La motivation est d’abord économique. Les promesses aussi. Formations fictives, emplois mensongers, salaires fantasmés : beaucoup de recrues sont trompées, abusées, manipulées. Ce qui est présenté comme une opportunité se révèle être un piège. Car ces recrutements abusifs s’apparentent, ni plus ni moins, à une forme de trafic d’êtres humains. La conséquence la plus tragique ? L’envoi sur le front de mercenaires amateurs, mal préparés, interchangeables, réduits au statut de « chair à canon ». Pour certains, cette aventure migratoire dans une guerre étrangère est un aller sans retour. Pour beaucoup, la guerre devient une nasse qui se referme, sans échappatoire.

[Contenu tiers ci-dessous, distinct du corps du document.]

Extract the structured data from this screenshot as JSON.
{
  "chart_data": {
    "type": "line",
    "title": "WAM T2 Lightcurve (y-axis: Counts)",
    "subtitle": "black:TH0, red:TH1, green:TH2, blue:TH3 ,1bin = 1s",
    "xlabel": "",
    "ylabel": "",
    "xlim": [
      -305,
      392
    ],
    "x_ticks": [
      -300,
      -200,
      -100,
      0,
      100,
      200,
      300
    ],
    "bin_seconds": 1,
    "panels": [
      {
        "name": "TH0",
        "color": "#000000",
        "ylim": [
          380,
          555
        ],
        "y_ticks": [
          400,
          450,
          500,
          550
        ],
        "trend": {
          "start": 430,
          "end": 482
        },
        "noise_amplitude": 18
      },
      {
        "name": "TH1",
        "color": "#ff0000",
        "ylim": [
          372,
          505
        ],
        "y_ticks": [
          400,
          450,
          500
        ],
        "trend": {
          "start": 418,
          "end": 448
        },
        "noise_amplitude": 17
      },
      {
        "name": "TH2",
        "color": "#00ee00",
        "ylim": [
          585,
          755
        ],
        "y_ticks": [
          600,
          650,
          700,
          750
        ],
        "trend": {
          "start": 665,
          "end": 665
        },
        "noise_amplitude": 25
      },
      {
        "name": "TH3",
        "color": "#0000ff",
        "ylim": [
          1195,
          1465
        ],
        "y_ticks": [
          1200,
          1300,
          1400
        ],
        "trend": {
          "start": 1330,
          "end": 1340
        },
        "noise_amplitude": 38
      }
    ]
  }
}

Longtemps, les gouvernements africains ont regardé ailleurs. Indifférence, gêne diplomatique, évitement. Mais le silence commence à se fissurer. Depuis l’automne, des enquêtes ont été ouvertes dans plusieurs pays. Le Kenya et l’Afrique du Sud ont officiellement réclamé à Moscou le rapatriement de leurs ressortissants engagés dans l’armée russe. En effet, l’Afrique du Sud a ouvert une enquête officielle après le recrutement sous de faux prétextes d’une quinzaine de citoyens envoyés au front en Ukraine. Le président Cyril Ramaphosa a confirmé cette investigation, et la police a arrêté des recruteurs à l’aéroport de Johannesburg.
D’autres suivront, sans doute. Et à mesure que ces voix s’élèveront, la politique de recrutement russe sera exposée, mise à nu, contestée.
Reste une question qui dérange : comment en est-on arrivé là ? Comment le continent africain, déjà éprouvé par tant de crises, est-il devenu un réservoir humain pour les guerres des autres ? Tant que la misère, le chômage et l’absence de perspectives continueront de ronger la jeunesse africaine, d’autres puissances (russes aujourd’hui, peut-être d’autres demain) viendront y puiser soldats et ouvriers, au nom de conflits lointains.
La guerre russo-ukrainienne se joue à des milliers de kilomètres de l’Afrique. Mais ses morts africains, eux, tombent dans un silence assourdissant. Et ce silence, à force de durer, devient une complicité.